AMD may be preparing the next big step in CPU cache design, and it goes beyond the well-known 3D V-Cache approach. A newly published AMD research paper and patent filing (US20260003794A1), titled “Balanced Latency Stacked Cache,” outlines methods for stacking L2 cache on future chips while keeping latency competitive—and in some cases, even improving it versus traditional designs.
Most PC enthusiasts already associate AMD’s cache stacking with 3D V-Cache, which adds extra L3 cache by placing a cache die above or below the compute chiplet. That technology has appeared across multiple product tiers, from Ryzen desktop chips to high-end EPYC server processors. Now, AMD’s latest work suggests the company is investigating stacked cache designs that extend beyond L3, with L2 cache stacking positioned as a potential next move.
The patent describes a stacked cache system built from a first cache die and at least a second cache die, arranged vertically. In one illustrative example, AMD shows a base die connected to a compute die and a cache die, with an additional compute and cache die stacked on top. The example cache module includes four 512KB regions, totaling 2MB of L2 cache, along with cache control circuitry (CCC) to manage data movement in and out of the cache. The design is also presented as scalable, with diagrams indicating configurations that can expand further, including examples up to 4MB.

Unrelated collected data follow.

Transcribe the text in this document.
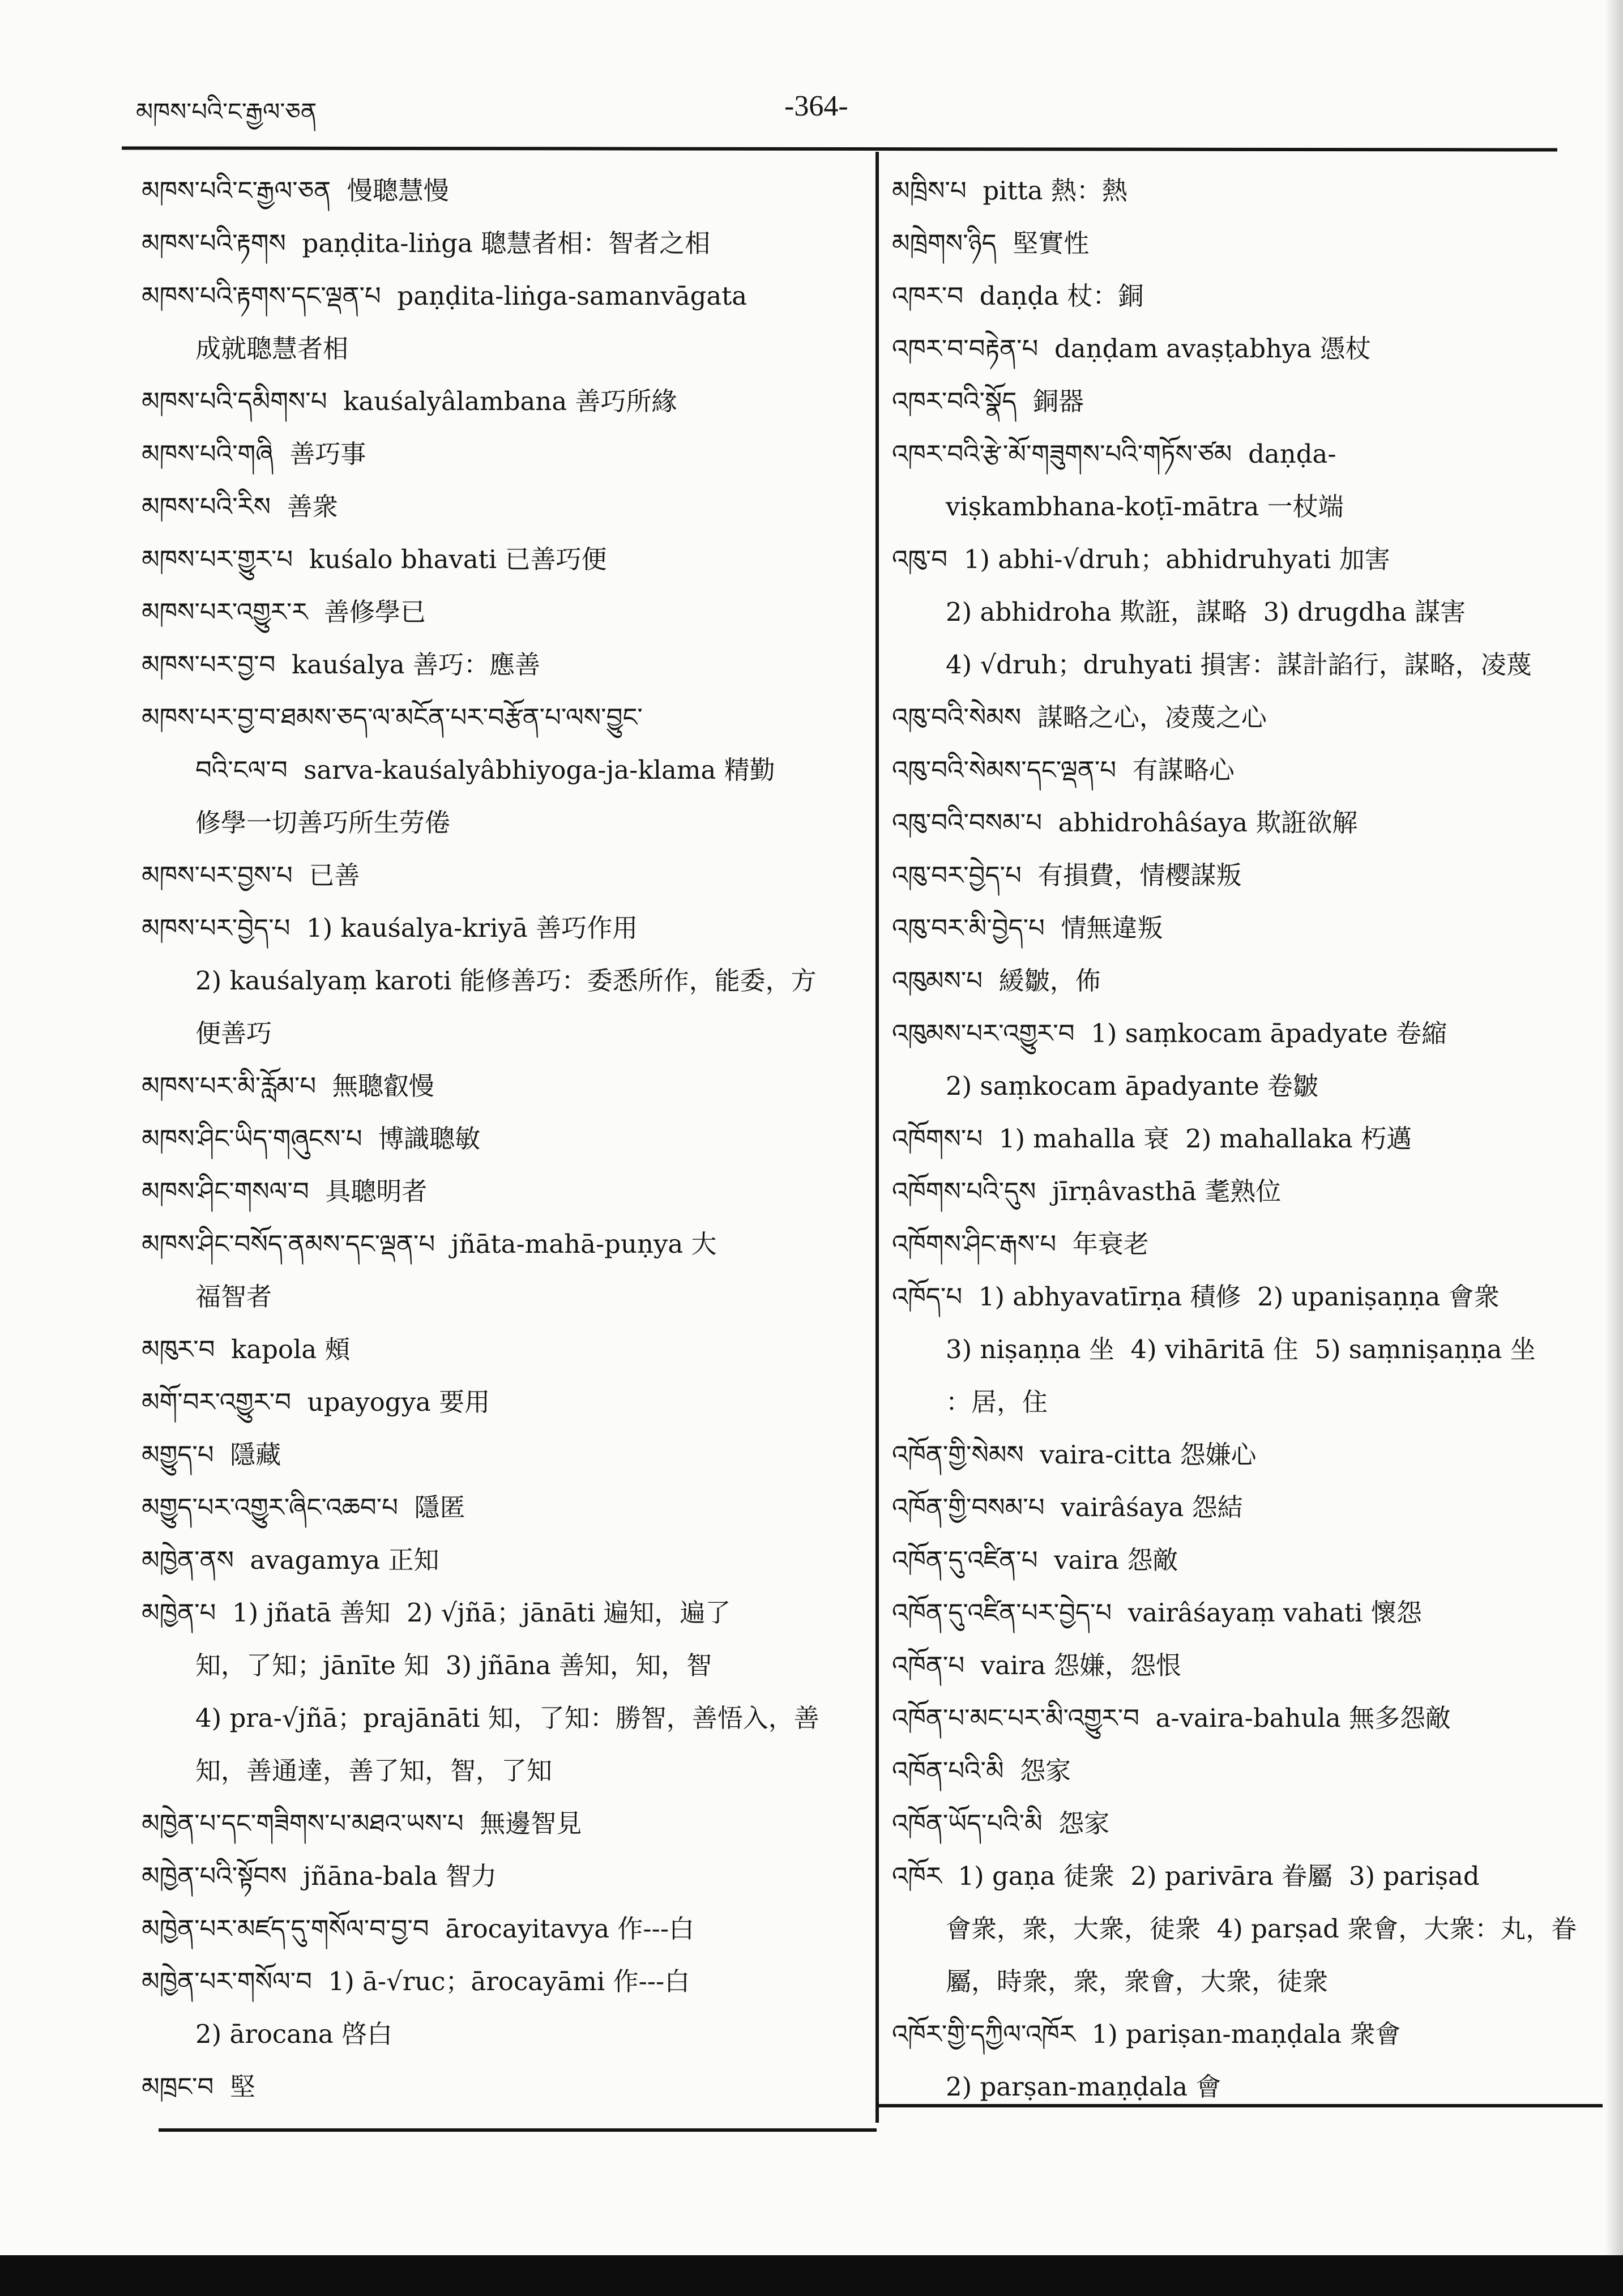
མཁས་པའི་ང་རྒྱལ་ཅན	-364-
མཁས་པའི་ང་རྒྱལ་ཅན  慢聰慧慢
མཁས་པའི་རྟགས  paṇḍita-liṅga 聰慧者相：智者之相
མཁས་པའི་རྟགས་དང་ལྡན་པ  paṇḍita-liṅga-samanvāgata
成就聰慧者相
མཁས་པའི་དམིགས་པ  kauśalyâlambana 善巧所緣
མཁས་པའི་གཞི  善巧事
མཁས་པའི་རིས  善衆
མཁས་པར་གྱུར་པ  kuśalo bhavati 已善巧便
མཁས་པར་འགྱུར་ར  善修學已
མཁས་པར་བྱ་བ  kauśalya 善巧：應善
མཁས་པར་བྱ་བ་ཐམས་ཅད་ལ་མངོན་པར་བརྩོན་པ་ལས་བྱུང་
བའི་ངལ་བ  sarva-kauśalyâbhiyoga-ja-klama 精勤
修學一切善巧所生劳倦
མཁས་པར་བྱས་པ  已善
མཁས་པར་བྱེད་པ  1) kauśalya-kriyā 善巧作用
2) kauśalyaṃ karoti 能修善巧：委悉所作，能委，方
便善巧
མཁས་པར་མི་རློམ་པ  無聰叡慢
མཁས་ཤིང་ཡིད་གཞུངས་པ  博識聰敏
མཁས་ཤིང་གསལ་བ  具聰明者
མཁས་ཤིང་བསོད་ནམས་དང་ལྡན་པ  jñāta-mahā-puṇya 大
福智者
མཁུར་བ  kapola 頰
མགོ་བར་འགྱུར་བ  upayogya 要用
མགྱུད་པ  隱藏
མགྱུད་པར་འགྱུར་ཞིང་འཆབ་པ  隱匿
མཁྱེན་ནས  avagamya 正知
མཁྱེན་པ  1) jñatā 善知  2) √jñā；jānāti 遍知，遍了
知，了知；jānīte 知  3) jñāna 善知，知，智
4) pra-√jñā；prajānāti 知，了知：勝智，善悟入，善
知，善通達，善了知，智，了知
མཁྱེན་པ་དང་གཟིགས་པ་མཐའ་ཡས་པ  無邊智見
མཁྱེན་པའི་སྟོབས  jñāna-bala 智力
མཁྱེན་པར་མཛད་དུ་གསོལ་བ་བྱ་བ  ārocayitavya 作---白
མཁྱེན་པར་གསོལ་བ  1) ā-√ruc；ārocayāmi 作---白
2) ārocana 啓白
མཁྲང་བ  堅
མཁྲིས་པ  pitta 熱：熱
མཁྲེགས་ཉིད  堅實性
འཁར་བ  daṇḍa 杖：銅
འཁར་བ་བརྟེན་པ  daṇḍam avaṣṭabhya 憑杖
འཁར་བའི་སྣོད  銅器
འཁར་བའི་རྩེ་མོ་གཟུགས་པའི་གཏོས་ཙམ  daṇḍa-
viṣkambhana-koṭī-mātra 一杖端
འཁུ་བ  1) abhi-√druh；abhidruhyati 加害
2) abhidroha 欺誑，謀略  3) drugdha 謀害
4) √druh；druhyati 損害：謀計諂行，謀略，凌蔑
འཁུ་བའི་སེམས  謀略之心，凌蔑之心
འཁུ་བའི་སེམས་དང་ལྡན་པ  有謀略心
འཁུ་བའི་བསམ་པ  abhidrohâśaya 欺誑欲解
འཁུ་བར་བྱེད་པ  有損費，情樱謀叛
འཁུ་བར་མི་བྱེད་པ  情無違叛
འཁུམས་པ  緩皺，佈
འཁུམས་པར་འགྱུར་བ  1) saṃkocam āpadyate 卷縮
2) saṃkocam āpadyante 卷皺
འཁོགས་པ  1) mahalla 衰  2) mahallaka 朽邁
འཁོགས་པའི་དུས  jīrṇâvasthā 耄熟位
འཁོགས་ཤིང་རྒས་པ  年衰老
འཁོད་པ  1) abhyavatīrṇa 積修  2) upaniṣaṇṇa 會衆
3) niṣaṇṇa 坐  4) vihāritā 住  5) saṃniṣaṇṇa 坐
：居，住
འཁོན་གྱི་སེམས  vaira-citta 怨嫌心
འཁོན་གྱི་བསམ་པ  vairâśaya 怨結
འཁོན་དུ་འཛིན་པ  vaira 怨敵
འཁོན་དུ་འཛིན་པར་བྱེད་པ  vairâśayaṃ vahati 懷怨
འཁོན་པ  vaira 怨嫌，怨恨
འཁོན་པ་མང་པར་མི་འགྱུར་བ  a-vaira-bahula 無多怨敵
འཁོན་པའི་མི  怨家
འཁོན་ཡོད་པའི་མི  怨家
འཁོར  1) gaṇa 徒衆  2) parivāra 眷屬  3) pariṣad
會衆，衆，大衆，徒衆  4) parṣad 衆會，大衆：丸，眷
屬，時衆，衆，衆會，大衆，徒衆
འཁོར་གྱི་དཀྱིལ་འཁོར  1) pariṣan-maṇḍala 衆會
2) parṣan-maṇḍala 會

What makes this concept especially interesting is how AMD aims to avoid a traditional drawback of larger caches: extra latency caused by longer wiring and additional routing stages. Instead of routing connections around the cache, the design places vertical silicon vias in the center of the stacked cache system. This central routing is intended to create “balanced latency,” meaning access times remain consistent across different sections (or halves) of the cache stack. By shortening signal travel distance and minimizing additional wire stages—often described as extra pipeline stages in conventional planar cache layouts—AMD argues it can keep response times low even as cache capacity grows.
AMD’s own comparison in the document highlights the potential payoff. Using a planar (non-stacked) design as an example, a conventional 1MB L2 cache is described as having a typical latency of 14 cycles. Under the proposed stacked approach, a 1MB stacked L2 cache could reduce that to 12 cycles. In other words, the research suggests stacked L2 cache is not just about adding more cache—it may also help achieve similar or better latency than standard single-die cache layouts.
Power efficiency is another major claim. According to the paper, completing cache accesses in fewer cycles can reduce the time the cache must remain active, allowing it to return to idle states sooner. Shorter wire lengths also mean lower capacitance, which can lower power draw and reduce heat generation. With signals traveling less distance and facing less electrical loading, AMD suggests the design can improve data transfer performance while conserving energy.
Of course, a patent and research paper don’t guarantee a near-term product launch, and it could take years before stacked L2 cache appears in shipping hardware. Still, with AMD’s established track record of commercializing stacked cache technology through 3D V-Cache, this new “balanced latency” approach strongly hints at where future AMD CPU—and possibly GPU—architectures could be headed.